PERCHE' LA SUGGESTIONE E' FORTE

Però la suggestione di Messi all'Inter è forte anche perché poggia le basi su un paio di circostanze reali e certificate. La prima sono i rapporti di gelo totale tra l'argentino e l'attuale dirigenza del Barcellona, che a meno di ribaltoni resterà al comando al Camp Nou per altri dodici mesi ma che ha rotto ogni relazione con Messi e con i senatori della squadra. Una vicenda intricata, difficile da comprendere al di fuori di Barcellona, ma che ha anche lati davvero poco eleganti.

Il contratto di Messi prevede una exit strategy gratis ogni anno prima della scadenza, ma va anche detto che al 31 maggio (scadenza dell'opzione) non risulta che l'argentino l'abbia esercitata e dunque oggi chi lo volesse dovrebbe trattare con il Barça partendo da una clausola rescissoria dal 700 milioni di euro. E' vero che i catalani stanno pressando da mesi per Lautaro Martinez, ma immaginare uno scambio seppure con conguaglio diventa fantacalcio più che calciomercato.
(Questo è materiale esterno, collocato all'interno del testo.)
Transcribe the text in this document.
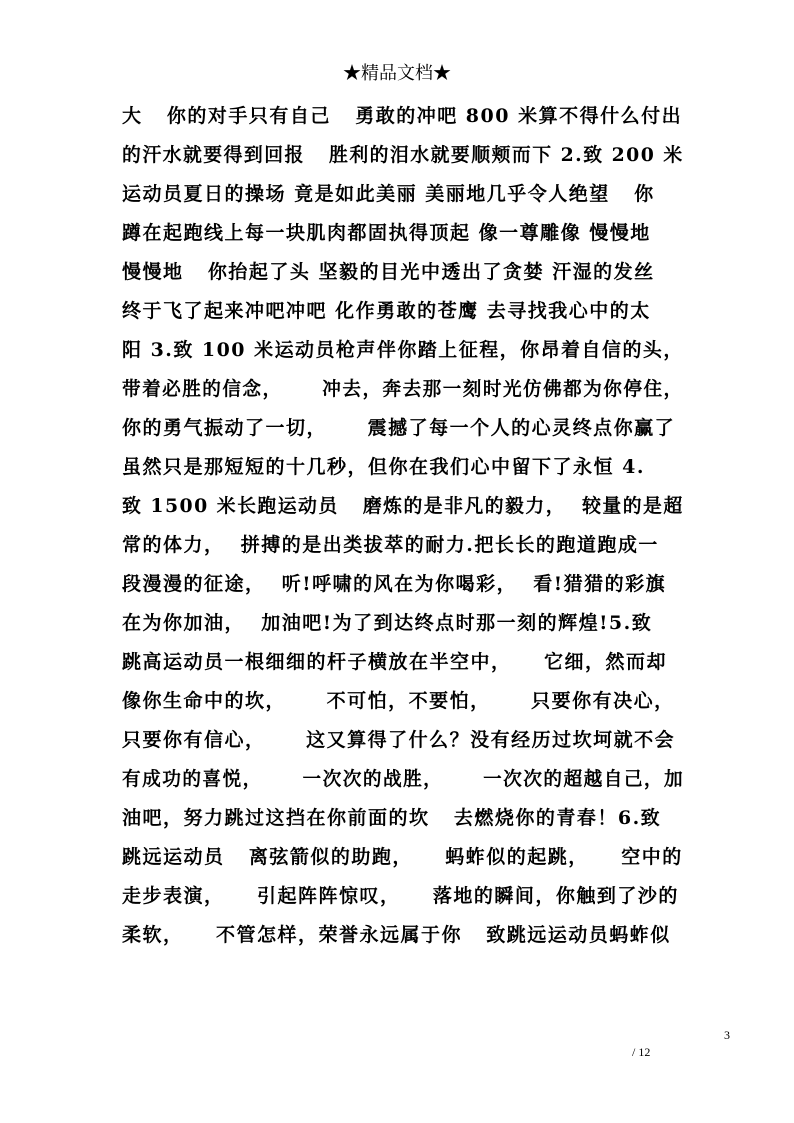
★精品文档★
大   你的对手只有自己   勇敢的冲吧 800 米算不得什么付出
的汗水就要得到回报   胜利的泪水就要顺颊而下 2.致 200 米
运动员夏日的操场 竟是如此美丽 美丽地几乎令人绝望   你
蹲在起跑线上每一块肌肉都固执得顶起 像一尊雕像 慢慢地
慢慢地   你抬起了头 坚毅的目光中透出了贪婪 汗湿的发丝
终于飞了起来冲吧冲吧 化作勇敢的苍鹰 去寻找我心中的太
阳 3.致 100 米运动员枪声伴你踏上征程，你昂着自信的头，
带着必胜的信念，     冲去，奔去那一刻时光仿佛都为你停住，
你的勇气振动了一切，     震撼了每一个人的心灵终点你赢了
虽然只是那短短的十几秒，但你在我们心中留下了永恒 4.
致 1500 米长跑运动员   磨炼的是非凡的毅力，  较量的是超
常的体力，  拼搏的是出类拔萃的耐力.把长长的跑道跑成一
段漫漫的征途，  听!呼啸的风在为你喝彩，  看!猎猎的彩旗
在为你加油，  加油吧!为了到达终点时那一刻的辉煌!5.致
跳高运动员一根细细的杆子横放在半空中，    它细，然而却
像你生命中的坎，     不可怕，不要怕，     只要你有决心，
只要你有信心，     这又算得了什么？没有经历过坎坷就不会
有成功的喜悦，     一次次的战胜，     一次次的超越自己，加
油吧，努力跳过这挡在你前面的坎   去燃烧你的青春！6.致
跳远运动员   离弦箭似的助跑，    蚂蚱似的起跳，    空中的
走步表演，    引起阵阵惊叹，    落地的瞬间，你触到了沙的
柔软，    不管怎样，荣誉永远属于你   致跳远运动员蚂蚱似
3
/ 12
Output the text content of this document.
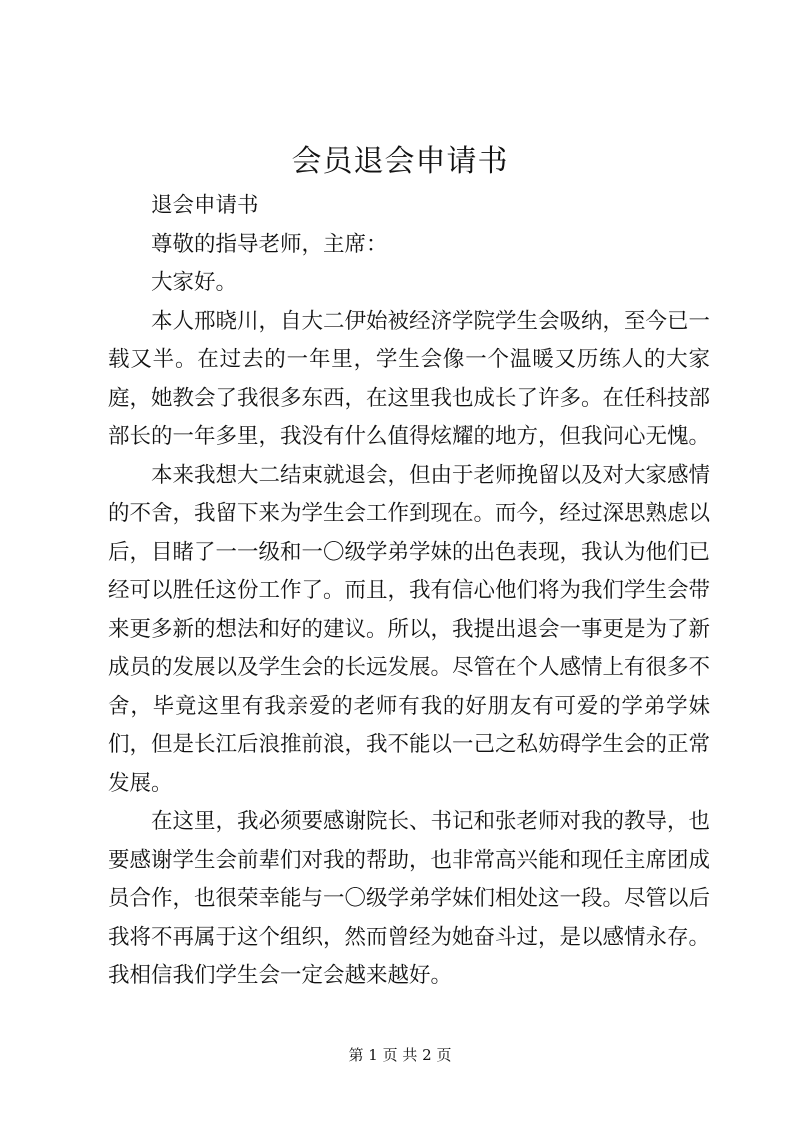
会员退会申请书

退会申请书

尊敬的指导老师，主席：

大家好。

本人邢晓川，自大二伊始被经济学院学生会吸纳，至今已一载又半。在过去的一年里，学生会像一个温暖又历练人的大家庭，她教会了我很多东西，在这里我也成长了许多。在任科技部部长的一年多里，我没有什么值得炫耀的地方，但我问心无愧。

本来我想大二结束就退会，但由于老师挽留以及对大家感情的不舍，我留下来为学生会工作到现在。而今，经过深思熟虑以后，目睹了一一级和一〇级学弟学妹的出色表现，我认为他们已经可以胜任这份工作了。而且，我有信心他们将为我们学生会带来更多新的想法和好的建议。所以，我提出退会一事更是为了新成员的发展以及学生会的长远发展。尽管在个人感情上有很多不舍，毕竟这里有我亲爱的老师有我的好朋友有可爱的学弟学妹们，但是长江后浪推前浪，我不能以一己之私妨碍学生会的正常发展。

在这里，我必须要感谢院长、书记和张老师对我的教导，也要感谢学生会前辈们对我的帮助，也非常高兴能和现任主席团成员合作，也很荣幸能与一〇级学弟学妹们相处这一段。尽管以后我将不再属于这个组织，然而曾经为她奋斗过，是以感情永存。我相信我们学生会一定会越来越好。

第 1 页 共 2 页
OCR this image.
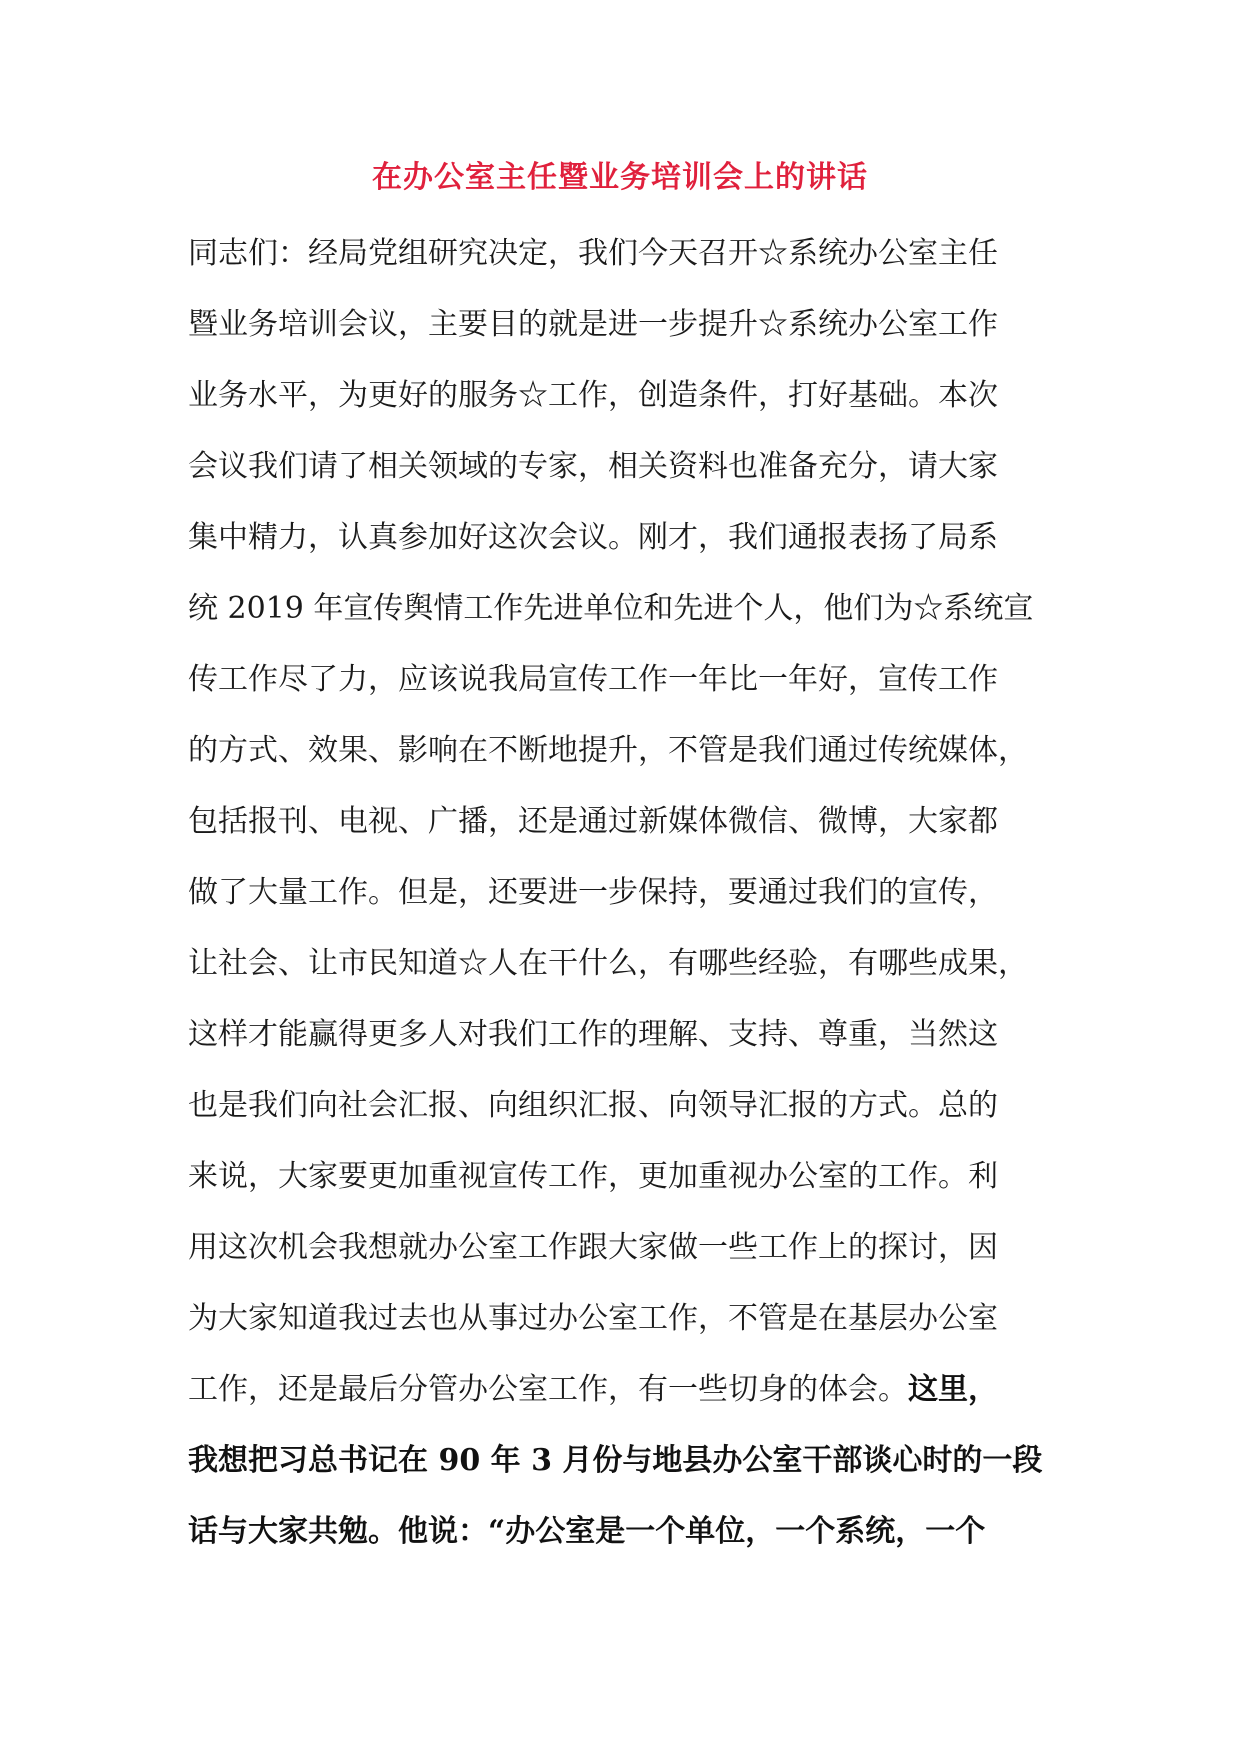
在办公室主任暨业务培训会上的讲话
同志们：经局党组研究决定，我们今天召开☆系统办公室主任
暨业务培训会议，主要目的就是进一步提升☆系统办公室工作
业务水平，为更好的服务☆工作，创造条件，打好基础。本次
会议我们请了相关领域的专家，相关资料也准备充分，请大家
集中精力，认真参加好这次会议。刚才，我们通报表扬了局系
统 2019 年宣传舆情工作先进单位和先进个人，他们为☆系统宣
传工作尽了力，应该说我局宣传工作一年比一年好，宣传工作
的方式、效果、影响在不断地提升，不管是我们通过传统媒体，
包括报刊、电视、广播，还是通过新媒体微信、微博，大家都
做了大量工作。但是，还要进一步保持，要通过我们的宣传，
让社会、让市民知道☆人在干什么，有哪些经验，有哪些成果，
这样才能赢得更多人对我们工作的理解、支持、尊重，当然这
也是我们向社会汇报、向组织汇报、向领导汇报的方式。总的
来说，大家要更加重视宣传工作，更加重视办公室的工作。利
用这次机会我想就办公室工作跟大家做一些工作上的探讨，因
为大家知道我过去也从事过办公室工作，不管是在基层办公室
工作，还是最后分管办公室工作，有一些切身的体会。这里，
我想把习总书记在 90 年 3 月份与地县办公室干部谈心时的一段
话与大家共勉。他说：“办公室是一个单位，一个系统，一个
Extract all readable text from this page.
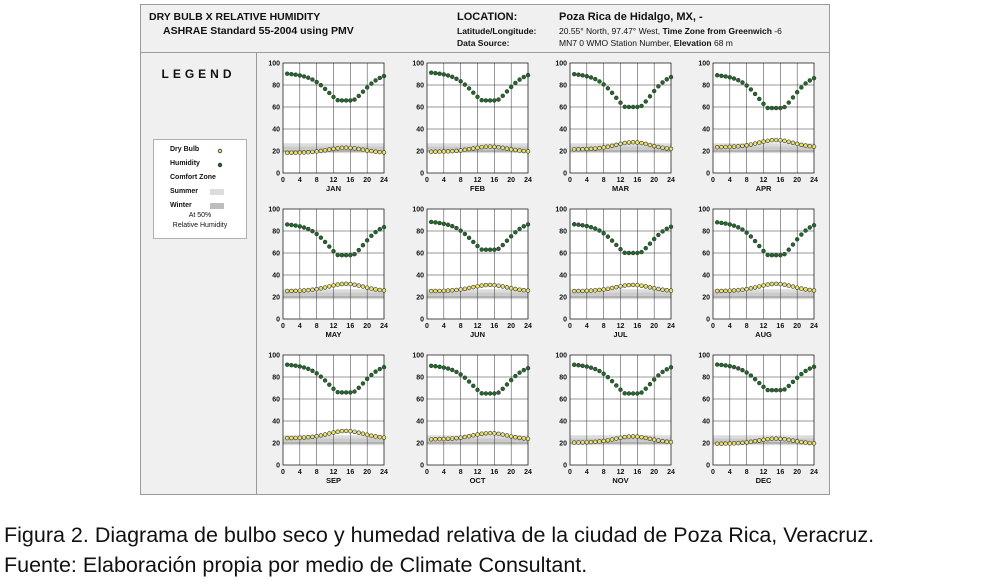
DRY BULB X RELATIVE HUMIDITY
ASHRAE Standard 55-2004 using PMV
LOCATION:	Poza Rica de Hidalgo, MX, -
Latitude/Longitude:	20.55° North, 97.47° West, Time Zone from Greenwich -6
Data Source:	MN7 0 WMO Station Number, Elevation 68 m
LEGEND
Dry Bulb
Humidity
Comfort Zone
Summer
Winter
At 50%
Relative Humidity
0
20
40
60
80
100
0 4 8 12 16 20 24
JAN
0
20
40
60
80
100
0 4 8 12 16 20 24
FEB
0
20
40
60
80
100
0 4 8 12 16 20 24
MAR
0
20
40
60
80
100
0 4 8 12 16 20 24
APR
0
20
40
60
80
100
0 4 8 12 16 20 24
MAY
0
20
40
60
80
100
0 4 8 12 16 20 24
JUN
0
20
40
60
80
100
0 4 8 12 16 20 24
JUL
0
20
40
60
80
100
0 4 8 12 16 20 24
AUG
0
20
40
60
80
100
0 4 8 12 16 20 24
SEP
0
20
40
60
80
100
0 4 8 12 16 20 24
OCT
0
20
40
60
80
100
0 4 8 12 16 20 24
NOV
0
20
40
60
80
100
0 4 8 12 16 20 24
DEC
Figura 2. Diagrama de bulbo seco y humedad relativa de la ciudad de Poza Rica, Veracruz.
Fuente: Elaboración propia por medio de Climate Consultant.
La seconda circostanza è il particolare regime fiscale che esiste oggi in Italia e che consente una franchigia di 100.000 euro per i guadagni maturati all'estero. Messi, che con il fisco spagnolo ha avuto più di un contenzioso, potrebbe avere interesse a questo tipo di scenario più ancora che allo sconto del Decreto Crescita che ha facilitato l'arrivo in Italia di calciatori di primo livello risparmiando sul lordo.

Tutti tasselli di un puzzle ad oggi troppo grande per comporsi. Al di là dei mal di pancia Messi non ha compiuto i passi necessari per divorziare dal Barcellona, l'Inter può avere un interesse commerciale nel prendere una stella di prima grandezza ma sa di essere in un momento storico difficile (anche la Juventus sta lavorando a fondo per far fruttare l'investimento Ronaldo) e, infine, c'è un processo di crescita tecnica che viaggia su step diversi. Ecco perché è destinato a restare una suggestione. Ad oggi un sogno (e basta) di mezza estate.